Tidak seperti sebagian ilmuwan pengembang bom atom yang menyesali aktivitas mereka, misalnya Oppenheimer, Edward Teller tegas menyatakan kebanggaannya, “Kalau bukan karena saya, bom-H (bom hidrogen/atom) pasti akan dibuat duluan di Rusia. Di Amerika Serikat, boleh jadi kita berbicara dalam bahasa Rusia sekarang. Bahwa saya menghabiskan hidup untuk mengembangkan persenjataan, sama sekali tak ada penyesalan dalam diri saya. Saya sukses. Saya percaya bahwa dengan membuat bom-H saya turut andil dalam memenangkan Perang Dingin tanpa pertumpahan darah. Saya bukan orang yang kelewat rendah hati memang.
Segala sesuatu yang tidak boleh dilakukan menjadi boleh di masa perang. Apa saja yang terkait dengan perang adalah buruk menurut sementara orang. Akan tetapi ada peribahasa Latin yang artinya “Kalau kamu mau damai, bersiaplah untuk perang”.
Kendati demikian, fisikawan Yahudi kelahiran Hongaria itu tentulah bukan ilmuwan berhati beku meski karyanya menewaskan beribu-ribu manusia. Mengenai pengeboman Hiroshima yang berujung pada kehancuran dahsyat bangsa yang, menurut para ahli antropologi Amerika Serikat, tidak bisa menyerah karena tidak punya kosakata menyerah, Teller berpandangan, “Mestinya kita menjatuhkan bom bukan di Hiroshima tetapi di Teluk Tokyo. Puluhan juta orang Jepang akan melihat ledakan dan tak seorang pun terluka. Dengan dilihatnya ledakan dahsyat itu oleh rakyat Jepang, kita bisa menyudahi perang tanpa pembunuhan. Atau bisa saja kita menjatuhkan bom atom di atas Tokyo pada ketinggian enam atau sembilan kilometer, pada jam delapan malam, agar mereka melihatnya dan merasakan kejutannya. Hirohito pasti melihat bom itu dan menjadikan peristiwa itu alasan untuk menyerah.” 
bapak bom-H edward teller oppenheimer einstein

Kata Edward Teller bom-bom atom generasi pertama memiliki daya sekitar tiga puluh ribu ton TNT. Bom-bom yang sekarang kita simpan kekuatannya sepuluh kali lebih besar, tetapi bisa saja dengan mudah menjadi seribu kali lebih besar. Makin besar bom bukan makin baik. Senjata yang kita punya sekarang sanggup menyingkirkan atmosfer ke luar angkasa. Semakin besar ledakan, semakin cepat manusia menyingkirkan atmosfer.
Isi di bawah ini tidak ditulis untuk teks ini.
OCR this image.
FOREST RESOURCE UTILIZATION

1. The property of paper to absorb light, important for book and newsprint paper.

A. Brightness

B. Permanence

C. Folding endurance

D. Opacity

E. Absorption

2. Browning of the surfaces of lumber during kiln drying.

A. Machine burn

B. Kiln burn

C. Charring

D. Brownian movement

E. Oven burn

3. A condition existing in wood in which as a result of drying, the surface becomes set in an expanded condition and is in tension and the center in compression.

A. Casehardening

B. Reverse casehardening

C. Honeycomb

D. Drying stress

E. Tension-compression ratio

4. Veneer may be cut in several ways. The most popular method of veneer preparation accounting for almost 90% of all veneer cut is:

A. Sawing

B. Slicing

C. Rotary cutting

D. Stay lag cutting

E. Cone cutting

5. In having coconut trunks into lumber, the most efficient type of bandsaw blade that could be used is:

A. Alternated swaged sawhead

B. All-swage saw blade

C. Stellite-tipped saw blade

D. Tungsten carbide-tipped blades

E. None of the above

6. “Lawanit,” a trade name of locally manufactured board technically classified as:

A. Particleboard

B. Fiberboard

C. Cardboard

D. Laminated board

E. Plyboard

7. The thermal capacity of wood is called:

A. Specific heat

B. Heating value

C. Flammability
Melihat mengerikannya efek bom yang turut dia ciptakan, Albert Einstein mengatakan, “Kalau tahu begini jadinya, lebih baik dahulu saya jadi tukang jam saja.” Oppenheimer keras mengecam bom atom dan memandang dia dan rekan-rekan ilmuwannya menciptakan dewa kehancuran. Begitu gencar kecamannya, sampai-sampi Oppenheimer dituding komunis. Setelah dengar pendapat di Senat tentang dugaan keterlibannya dengan komunis, Oppenheimer kehilangan izin keamanan tingkat tinggi.
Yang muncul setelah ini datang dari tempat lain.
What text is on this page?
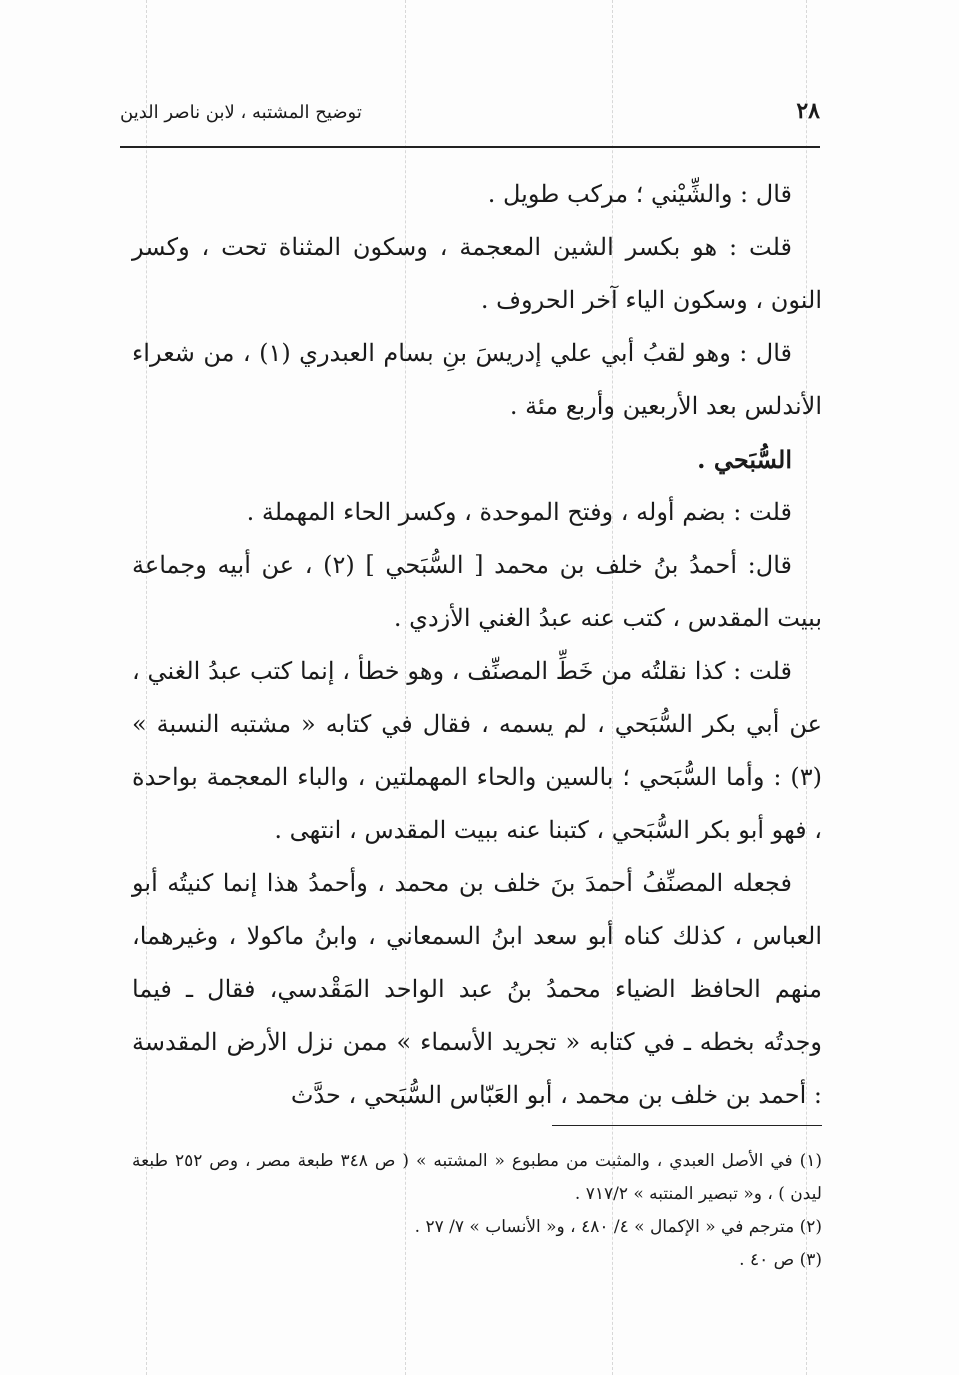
٢٨
توضيح المشتبه ، لابن ناصر الدين

قال : والشِّيْني ؛ مركب طويل .

قلت : هو بكسر الشين المعجمة ، وسكون المثناة تحت ، وكسر النون ، وسكون الياء آخر الحروف .

قال : وهو لقبُ أبي علي إدريسَ بنِ بسام العبدري (١) ، من شعراء الأندلس بعد الأربعين وأربع مئة .

السُّبَحي .

قلت : بضم أوله ، وفتح الموحدة ، وكسر الحاء المهملة .

قال: أحمدُ بنُ خلف بن محمد [ السُّبَحي ] (٢) ، عن أبيه وجماعة ببيت المقدس ، كتب عنه عبدُ الغني الأزدي .

قلت : كذا نقلتُه من خَطِّ المصنِّف ، وهو خطأ ، إنما كتب عبدُ الغني ، عن أبي بكر السُّبَحي ، لم يسمه ، فقال في كتابه « مشتبه النسبة » (٣) : وأما السُّبَحي ؛ بالسين والحاء المهملتين ، والباء المعجمة بواحدة ، فهو أبو بكر السُّبَحي ، كتبنا عنه ببيت المقدس ، انتهى .

فجعله المصنِّفُ أحمدَ بنَ خلف بن محمد ، وأحمدُ هذا إنما كنيتُه أبو العباس ، كذلك كناه أبو سعد ابنُ السمعاني ، وابنُ ماكولا ، وغيرهما، منهم الحافظ الضياء محمدُ بنُ عبد الواحد المَقْدسي، فقال ـ فيما وجدتُه بخطه ـ في كتابه « تجريد الأسماء » ممن نزل الأرض المقدسة : أحمد بن خلف بن محمد ، أبو العَبّاس السُّبَحي ، حدَّث

(١) في الأصل العبدي ، والمثبت من مطبوع « المشتبه » ( ص ٣٤٨ طبعة مصر ، وص ٢٥٢ طبعة ليدن ) ، و« تبصير المنتبه » ٧١٧/٢ .

(٢) مترجم في « الإكمال » ٤/ ٤٨٠ ، و« الأنساب » ٧/ ٢٧ .

(٣) ص ٤٠ .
Dari sudut pandang militer tentang perang nuklir, pidato Lord Louis Mounbatten pada 11 Mei 1979 di Strasbourg berikut ini patut direnungkan:
“Sebagai tentara yang membaktikan hidup selama setengah abad dalam dinas militer, saya katakan dengan sesungguh-sungguhnya bahwa perlombaan senjata nuklir tidak ada perlunya dalam kemiliteran. Tak ada perang yang bisa dilancaran dengan senjata nuklir. Keberadaan persenjataan ini hanya menambah bahaya yang mengancam kita karena ilusi yang dimunculkannya. Terdengar suara-suara lantang di seluruh dunia yang masih meneguhkan kebenaran ungkapan Romawi kuno—jika kamu menginginkan perdamaian, bersiaplah untuk perang. Inilah omong kosong besar nuklir.

Bacaan:
Richard Rhodes, The Making of the Atomic Bomb, Simon & Schuster Paperbacks, New York, NY, 1986.